Active and engaged therapeutic role
In ISTDP therapy, the therapist takes on a more active role than in other therapies in terms of actively monitoring what is happening with the client in the room. Examples include looking for changes in bodily anxiety and looking for cues for when to help the client regulate anxiety to help provide a more pleasant experience. The therapist also keeps an eye out for maladaptive emotional avoidance strategies or defences to then help bring the clients attention to them in a way that helps empower the client to overcome what defeats them.
Emphasis on patient responsibility, will, and emphasis on therapeutic relationship.
One of the cores of ISTDP is an emphasis on client will and autonomy. Their will to engage in therapy, their conscious will to health (desire to become healthy), and the unconscious therapeutic alliance (UTA; the clients unconscious desire to be healthy). The ISTDP therapist strives to align themselves with the will of the client, wherever the client is at, and with an attitude of acceptance to help build the UTA. However, there is also an emphasis on helping the client to realise and utilise what is within their responsibilities and power for overcoming their defences with aims to empower the client to defeat what has been defeating them. ISTDP is as much a will-based therapy as it is an emotion focused therapy.
Focus on the here and now.
As mentioned in the above sections, ISTDP seeks to help clients experience their emotions in the here and now and navigate the defence mechanisms so they can have these experiences in a more empowering and less self-defeating way. As such, ISTDP tends to focus on the present more so than with a focus on exploring the past. Often this form of exploration comes later as it is made relevant by the client.
As we focus on feeling in the present, and encourage focus on this experiencing, the process can activate unprocessed feelings from the past, in part because current emotional experience typically shares a similar neural pathway as emotion experienced in the past2 (e.g., anger experienced now uses a similar brain map as anger experienced in the past).
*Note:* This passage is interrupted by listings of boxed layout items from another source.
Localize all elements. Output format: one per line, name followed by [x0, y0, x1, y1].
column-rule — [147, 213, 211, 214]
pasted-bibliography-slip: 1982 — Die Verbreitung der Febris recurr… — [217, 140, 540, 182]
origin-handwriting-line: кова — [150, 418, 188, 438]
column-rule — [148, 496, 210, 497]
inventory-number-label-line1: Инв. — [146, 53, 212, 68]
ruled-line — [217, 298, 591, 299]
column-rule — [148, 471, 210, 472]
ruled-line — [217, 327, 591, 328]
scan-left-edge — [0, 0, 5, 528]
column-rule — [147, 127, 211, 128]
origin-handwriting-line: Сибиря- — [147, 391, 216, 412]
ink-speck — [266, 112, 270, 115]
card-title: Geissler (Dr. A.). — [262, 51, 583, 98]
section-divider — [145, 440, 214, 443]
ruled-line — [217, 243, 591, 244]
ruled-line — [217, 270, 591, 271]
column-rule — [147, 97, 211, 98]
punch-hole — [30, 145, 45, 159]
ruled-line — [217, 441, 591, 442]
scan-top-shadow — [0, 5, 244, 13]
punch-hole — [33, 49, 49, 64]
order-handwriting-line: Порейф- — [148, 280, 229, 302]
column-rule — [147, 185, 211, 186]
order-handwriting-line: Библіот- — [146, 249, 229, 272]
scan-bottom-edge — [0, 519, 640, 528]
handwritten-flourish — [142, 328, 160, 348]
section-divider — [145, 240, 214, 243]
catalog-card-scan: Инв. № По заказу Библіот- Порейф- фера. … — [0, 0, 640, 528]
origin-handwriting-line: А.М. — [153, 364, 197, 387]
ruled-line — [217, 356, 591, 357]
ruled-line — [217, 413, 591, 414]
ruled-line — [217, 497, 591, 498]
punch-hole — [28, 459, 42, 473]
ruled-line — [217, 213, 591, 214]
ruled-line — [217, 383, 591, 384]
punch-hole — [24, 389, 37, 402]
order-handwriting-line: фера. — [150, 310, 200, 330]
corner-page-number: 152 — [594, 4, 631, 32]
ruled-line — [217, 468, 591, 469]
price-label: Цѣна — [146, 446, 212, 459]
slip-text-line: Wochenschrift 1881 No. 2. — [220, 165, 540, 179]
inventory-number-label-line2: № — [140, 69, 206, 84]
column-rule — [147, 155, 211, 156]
This process also makes any past exploration more specific and targeted towards what is relevant, as it emerges in session rather than exploring a person’s whole timeline which can be exhausting for the client and/or take up valuable therapeutic time.
References
1 Thoma, N. C., & Abbass, A. (2022). Intensive short-term dynamic psychotherapy (ISTDP) offers unique procedures for acceptance of emotion and may contribute to the process-based therapy movement. Journal of Contextual Behavioral Science, 25, 106-114. https://doi.org/10.1016/j.jcbs.2022.07.003
2 Weinberger , J., & Stoycheva, V. (2019). The unconscious: Theory, research, and clinical implications. Guilford Publications.
3 Frederickson, J. (2013). Co-creating change. Seven leaves press.